In this file photo from July 17, 2003, University of Kansas professor Rolfe Mandel leads a group on a tour of an archaeological dig near Paxico, Kan. (AP Photo/Orlin Wagner)

A $6.9 million gift from a late geologist and his wife will help University of Kansas researchers develop a fuller understanding about early human life in the Americas.

Joseph L. and Maude Ruth Cramer had established the Odyssey Archaeological Research Fund at KU in 2002 with a $1 million gift. The additional $6.9 million was recently received following their deaths. The gift will further benefit research by the Kansas Geological Survey and the KU archaeology program in the department of anthropology, according to a news release from KU Endowment.

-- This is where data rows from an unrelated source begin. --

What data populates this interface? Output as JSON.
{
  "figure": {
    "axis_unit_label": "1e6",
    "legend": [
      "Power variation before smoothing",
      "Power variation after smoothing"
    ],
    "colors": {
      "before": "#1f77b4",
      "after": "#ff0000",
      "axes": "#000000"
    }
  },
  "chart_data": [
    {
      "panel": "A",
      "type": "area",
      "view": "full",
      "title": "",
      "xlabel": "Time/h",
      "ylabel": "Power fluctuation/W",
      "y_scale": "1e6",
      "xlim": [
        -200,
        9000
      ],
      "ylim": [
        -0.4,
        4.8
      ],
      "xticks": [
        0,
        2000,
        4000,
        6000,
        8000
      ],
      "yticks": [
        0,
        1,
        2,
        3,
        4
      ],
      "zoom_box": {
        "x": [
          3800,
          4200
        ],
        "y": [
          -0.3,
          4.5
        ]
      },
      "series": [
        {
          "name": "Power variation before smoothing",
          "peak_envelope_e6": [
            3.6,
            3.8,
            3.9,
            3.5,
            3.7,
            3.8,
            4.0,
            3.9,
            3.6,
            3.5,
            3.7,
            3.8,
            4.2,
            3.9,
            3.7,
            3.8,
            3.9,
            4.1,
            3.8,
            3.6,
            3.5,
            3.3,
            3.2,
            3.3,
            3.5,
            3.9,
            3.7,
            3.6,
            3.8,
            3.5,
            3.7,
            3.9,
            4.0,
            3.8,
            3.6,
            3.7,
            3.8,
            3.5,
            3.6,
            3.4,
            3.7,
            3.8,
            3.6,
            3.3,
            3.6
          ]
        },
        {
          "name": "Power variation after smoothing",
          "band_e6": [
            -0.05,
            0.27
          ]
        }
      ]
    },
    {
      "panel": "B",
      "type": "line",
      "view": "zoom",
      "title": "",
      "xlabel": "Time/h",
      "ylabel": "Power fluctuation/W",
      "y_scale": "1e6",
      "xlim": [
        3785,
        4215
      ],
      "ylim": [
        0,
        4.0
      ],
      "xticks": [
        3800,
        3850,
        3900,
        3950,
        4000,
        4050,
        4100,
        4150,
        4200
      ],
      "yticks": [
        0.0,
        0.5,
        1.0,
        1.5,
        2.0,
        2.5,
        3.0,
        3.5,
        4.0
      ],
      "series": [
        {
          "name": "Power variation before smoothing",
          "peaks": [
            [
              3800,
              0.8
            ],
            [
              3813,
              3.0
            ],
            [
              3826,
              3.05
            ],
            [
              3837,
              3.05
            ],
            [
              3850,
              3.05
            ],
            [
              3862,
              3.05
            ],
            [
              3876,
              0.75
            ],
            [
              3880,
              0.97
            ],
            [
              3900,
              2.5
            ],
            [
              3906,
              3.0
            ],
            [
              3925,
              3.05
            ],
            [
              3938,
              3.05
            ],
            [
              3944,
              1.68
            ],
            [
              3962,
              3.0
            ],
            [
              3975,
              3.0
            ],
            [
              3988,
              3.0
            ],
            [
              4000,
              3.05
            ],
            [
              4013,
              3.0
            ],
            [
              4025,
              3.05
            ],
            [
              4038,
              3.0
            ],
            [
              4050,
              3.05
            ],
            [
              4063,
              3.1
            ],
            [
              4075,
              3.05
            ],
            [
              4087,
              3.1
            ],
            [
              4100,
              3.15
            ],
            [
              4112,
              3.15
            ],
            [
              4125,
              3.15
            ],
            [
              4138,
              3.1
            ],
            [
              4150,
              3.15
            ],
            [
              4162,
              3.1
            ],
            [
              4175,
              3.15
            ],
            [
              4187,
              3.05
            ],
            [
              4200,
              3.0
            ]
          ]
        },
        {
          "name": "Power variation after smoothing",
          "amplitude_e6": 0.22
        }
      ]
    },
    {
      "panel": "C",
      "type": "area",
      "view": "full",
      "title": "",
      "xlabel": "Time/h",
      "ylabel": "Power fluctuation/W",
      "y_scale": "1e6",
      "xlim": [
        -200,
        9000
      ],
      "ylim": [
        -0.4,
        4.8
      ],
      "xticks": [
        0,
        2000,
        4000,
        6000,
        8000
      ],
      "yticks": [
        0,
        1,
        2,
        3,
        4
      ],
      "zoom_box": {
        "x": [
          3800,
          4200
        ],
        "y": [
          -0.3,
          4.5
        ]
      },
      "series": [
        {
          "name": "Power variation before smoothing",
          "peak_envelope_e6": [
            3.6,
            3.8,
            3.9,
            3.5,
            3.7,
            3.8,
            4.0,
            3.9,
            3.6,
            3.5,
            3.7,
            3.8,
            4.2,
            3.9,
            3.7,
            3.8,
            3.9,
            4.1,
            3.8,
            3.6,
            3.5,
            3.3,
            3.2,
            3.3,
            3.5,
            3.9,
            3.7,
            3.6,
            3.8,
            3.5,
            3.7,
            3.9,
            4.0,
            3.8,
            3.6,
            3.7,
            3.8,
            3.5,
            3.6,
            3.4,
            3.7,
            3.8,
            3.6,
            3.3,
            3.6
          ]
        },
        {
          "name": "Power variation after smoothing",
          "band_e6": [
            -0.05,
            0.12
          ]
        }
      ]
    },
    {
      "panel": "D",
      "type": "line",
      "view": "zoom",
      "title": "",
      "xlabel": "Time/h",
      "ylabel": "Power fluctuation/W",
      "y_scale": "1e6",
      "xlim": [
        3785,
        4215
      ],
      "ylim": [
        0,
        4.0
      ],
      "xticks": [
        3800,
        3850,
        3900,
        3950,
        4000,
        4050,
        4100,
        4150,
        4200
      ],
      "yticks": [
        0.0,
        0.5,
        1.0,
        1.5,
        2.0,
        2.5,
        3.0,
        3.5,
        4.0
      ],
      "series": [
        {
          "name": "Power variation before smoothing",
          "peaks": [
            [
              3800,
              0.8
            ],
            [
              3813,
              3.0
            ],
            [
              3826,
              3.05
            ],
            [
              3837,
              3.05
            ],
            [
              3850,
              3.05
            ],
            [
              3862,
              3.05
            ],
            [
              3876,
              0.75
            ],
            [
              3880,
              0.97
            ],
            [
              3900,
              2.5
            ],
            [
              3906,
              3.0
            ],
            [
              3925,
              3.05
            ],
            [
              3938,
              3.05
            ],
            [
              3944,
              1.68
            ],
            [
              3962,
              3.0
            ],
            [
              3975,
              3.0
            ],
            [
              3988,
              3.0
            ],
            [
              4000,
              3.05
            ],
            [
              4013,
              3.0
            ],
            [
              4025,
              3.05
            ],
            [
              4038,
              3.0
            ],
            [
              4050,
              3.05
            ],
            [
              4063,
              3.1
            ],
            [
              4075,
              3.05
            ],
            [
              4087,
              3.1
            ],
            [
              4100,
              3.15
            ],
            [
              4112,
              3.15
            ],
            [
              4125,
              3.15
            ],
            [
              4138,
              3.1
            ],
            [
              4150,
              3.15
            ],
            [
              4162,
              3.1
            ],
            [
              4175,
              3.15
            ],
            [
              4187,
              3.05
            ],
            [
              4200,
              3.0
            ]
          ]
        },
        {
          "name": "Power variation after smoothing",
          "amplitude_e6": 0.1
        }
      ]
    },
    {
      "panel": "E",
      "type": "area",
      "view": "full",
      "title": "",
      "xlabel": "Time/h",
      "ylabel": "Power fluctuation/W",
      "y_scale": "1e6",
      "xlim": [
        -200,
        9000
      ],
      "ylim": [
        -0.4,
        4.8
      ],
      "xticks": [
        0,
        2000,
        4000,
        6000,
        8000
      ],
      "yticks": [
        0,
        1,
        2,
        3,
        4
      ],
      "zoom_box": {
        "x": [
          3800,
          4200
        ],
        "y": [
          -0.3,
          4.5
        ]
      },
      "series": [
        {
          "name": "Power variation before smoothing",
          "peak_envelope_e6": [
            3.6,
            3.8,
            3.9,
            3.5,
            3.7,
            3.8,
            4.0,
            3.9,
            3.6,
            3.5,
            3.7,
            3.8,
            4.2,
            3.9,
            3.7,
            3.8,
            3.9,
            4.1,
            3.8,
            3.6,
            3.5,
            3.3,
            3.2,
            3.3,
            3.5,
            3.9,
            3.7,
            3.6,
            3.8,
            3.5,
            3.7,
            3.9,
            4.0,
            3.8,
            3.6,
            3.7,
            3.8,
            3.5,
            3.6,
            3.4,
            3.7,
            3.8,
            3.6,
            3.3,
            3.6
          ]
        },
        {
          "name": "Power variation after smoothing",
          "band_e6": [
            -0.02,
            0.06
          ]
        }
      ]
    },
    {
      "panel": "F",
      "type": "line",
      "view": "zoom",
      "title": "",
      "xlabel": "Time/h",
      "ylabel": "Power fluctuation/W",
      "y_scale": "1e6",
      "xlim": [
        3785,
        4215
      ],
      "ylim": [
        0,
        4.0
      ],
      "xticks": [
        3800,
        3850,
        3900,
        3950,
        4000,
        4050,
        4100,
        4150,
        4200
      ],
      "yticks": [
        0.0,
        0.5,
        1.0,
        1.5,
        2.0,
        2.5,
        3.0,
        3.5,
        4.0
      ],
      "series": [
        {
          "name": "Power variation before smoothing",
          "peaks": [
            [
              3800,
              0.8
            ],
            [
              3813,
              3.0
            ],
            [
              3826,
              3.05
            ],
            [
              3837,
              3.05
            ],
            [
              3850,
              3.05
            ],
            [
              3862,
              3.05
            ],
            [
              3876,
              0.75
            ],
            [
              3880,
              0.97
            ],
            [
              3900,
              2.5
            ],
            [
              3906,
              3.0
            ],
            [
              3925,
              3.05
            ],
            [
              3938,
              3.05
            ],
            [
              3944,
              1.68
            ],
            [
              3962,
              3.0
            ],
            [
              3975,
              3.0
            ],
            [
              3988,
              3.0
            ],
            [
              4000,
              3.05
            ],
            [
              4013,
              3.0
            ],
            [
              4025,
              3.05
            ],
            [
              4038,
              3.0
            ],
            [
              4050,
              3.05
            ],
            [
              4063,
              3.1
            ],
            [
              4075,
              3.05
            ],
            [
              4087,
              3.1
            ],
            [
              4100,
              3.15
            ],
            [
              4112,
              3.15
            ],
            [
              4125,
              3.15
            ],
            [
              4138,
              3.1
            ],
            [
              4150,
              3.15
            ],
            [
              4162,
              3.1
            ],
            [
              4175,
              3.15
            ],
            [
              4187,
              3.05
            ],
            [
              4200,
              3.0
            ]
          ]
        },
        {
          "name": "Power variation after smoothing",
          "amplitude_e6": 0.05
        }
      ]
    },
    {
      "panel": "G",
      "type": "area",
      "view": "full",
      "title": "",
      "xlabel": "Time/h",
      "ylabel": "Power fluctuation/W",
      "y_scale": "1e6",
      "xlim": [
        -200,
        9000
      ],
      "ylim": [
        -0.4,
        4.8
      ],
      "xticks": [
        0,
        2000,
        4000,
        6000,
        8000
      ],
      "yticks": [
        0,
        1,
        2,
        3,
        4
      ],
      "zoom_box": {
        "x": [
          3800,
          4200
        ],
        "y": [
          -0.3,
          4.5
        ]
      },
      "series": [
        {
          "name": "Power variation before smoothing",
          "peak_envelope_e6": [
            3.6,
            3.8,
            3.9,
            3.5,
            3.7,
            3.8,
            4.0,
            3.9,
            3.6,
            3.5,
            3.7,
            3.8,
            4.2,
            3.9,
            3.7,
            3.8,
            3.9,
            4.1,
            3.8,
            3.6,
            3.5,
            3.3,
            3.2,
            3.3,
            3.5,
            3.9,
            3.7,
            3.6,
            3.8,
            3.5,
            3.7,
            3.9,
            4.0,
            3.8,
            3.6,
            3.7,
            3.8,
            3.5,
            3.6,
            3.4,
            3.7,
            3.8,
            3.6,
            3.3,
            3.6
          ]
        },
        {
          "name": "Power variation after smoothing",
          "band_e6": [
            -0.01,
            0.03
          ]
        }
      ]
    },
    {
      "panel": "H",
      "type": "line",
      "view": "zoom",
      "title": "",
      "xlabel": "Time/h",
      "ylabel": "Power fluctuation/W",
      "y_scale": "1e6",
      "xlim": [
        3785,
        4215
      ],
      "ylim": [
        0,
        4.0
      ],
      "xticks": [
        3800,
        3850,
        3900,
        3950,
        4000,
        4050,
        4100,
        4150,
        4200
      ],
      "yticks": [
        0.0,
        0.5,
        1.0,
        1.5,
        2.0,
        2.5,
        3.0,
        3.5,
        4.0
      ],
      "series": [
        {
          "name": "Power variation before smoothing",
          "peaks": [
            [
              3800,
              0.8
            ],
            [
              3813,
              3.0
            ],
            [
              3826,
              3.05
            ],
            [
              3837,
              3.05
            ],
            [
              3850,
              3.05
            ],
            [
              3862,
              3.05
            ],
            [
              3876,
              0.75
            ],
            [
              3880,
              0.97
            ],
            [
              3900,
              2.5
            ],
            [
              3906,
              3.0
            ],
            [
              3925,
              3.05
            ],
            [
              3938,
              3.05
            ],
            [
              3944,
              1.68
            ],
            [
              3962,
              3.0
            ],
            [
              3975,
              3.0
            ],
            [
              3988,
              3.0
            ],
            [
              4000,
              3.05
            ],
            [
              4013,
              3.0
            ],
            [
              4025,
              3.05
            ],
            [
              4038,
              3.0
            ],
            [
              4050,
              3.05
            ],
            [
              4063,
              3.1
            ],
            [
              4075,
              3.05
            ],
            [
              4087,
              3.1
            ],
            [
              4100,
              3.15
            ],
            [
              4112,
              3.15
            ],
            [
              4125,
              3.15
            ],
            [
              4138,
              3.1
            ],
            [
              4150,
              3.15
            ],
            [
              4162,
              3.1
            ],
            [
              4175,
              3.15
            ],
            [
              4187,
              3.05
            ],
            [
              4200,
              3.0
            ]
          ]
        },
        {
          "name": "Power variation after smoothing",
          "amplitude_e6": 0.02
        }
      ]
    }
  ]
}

“It’s an enormous gift and more than twice what we were expecting,” said University Distinguished Professor Rolfe Mandel, who is executive director of the Odyssey Program and director of the Kansas Geological Survey.

Mandel and Dale Seuferling, president of KU Endowment, met with Joseph Cramer more than 10 years ago and discussed the possibility of offering graduate student fellowships and postdoctoral scholarships in the program.

Cramer grew up in Wichita and graduated from the University of New Mexico. His career was spent as a petroleum geologist, but he had a lifetime interest in archaeology and a passion for searching for the earliest people in the Americas.

His passion will now become a legacy, Mandel said. The money has been invested and the program will be able to use the interest.

The gift will be used to support students, Mandel said. The research program will be getting a postdoctoral fellow on board and will hopefully establish one graduate student fellowship — a Ph.D. candidate who will get a full ride.

“This summer we are looking at a site in the northwest territories of Canada near the Alaska border,” Mandel said. “The only way to reach it is by helicopter. That’s expensive. It’s the type of site Joe Cramer would have loved to explore.”

Mandel said receiving this gift is like receiving a National Science Foundation grant every year. He said Cramer’s goal in providing the endowment was to free up researchers so they wouldn’t have to spend so much time writing grants and could be in the field researching.

Geoarchaeological research is the application of geoscientific methods used to resolve an archeological question, Mandel said.

“It uses geology to search for the earliest of humans in the Americas,” Mandel said.

The project’s research focus is on the midcontinent of North America from Canada to the Gulf Coast. Along with exploring in northwest Canada, students in the program will also head to western Kansas and the Big Bend region of Texas this summer, Mandel said.

The Cramers’ grandson, Chris Cramer, of Littleton, Colo., said in the news release that his grandparents would be pleased with what the program has already accomplished and how much potential it has.

“I think they would be very proud of the University of Kansas and what Rolfe Mandel is doing,” he said.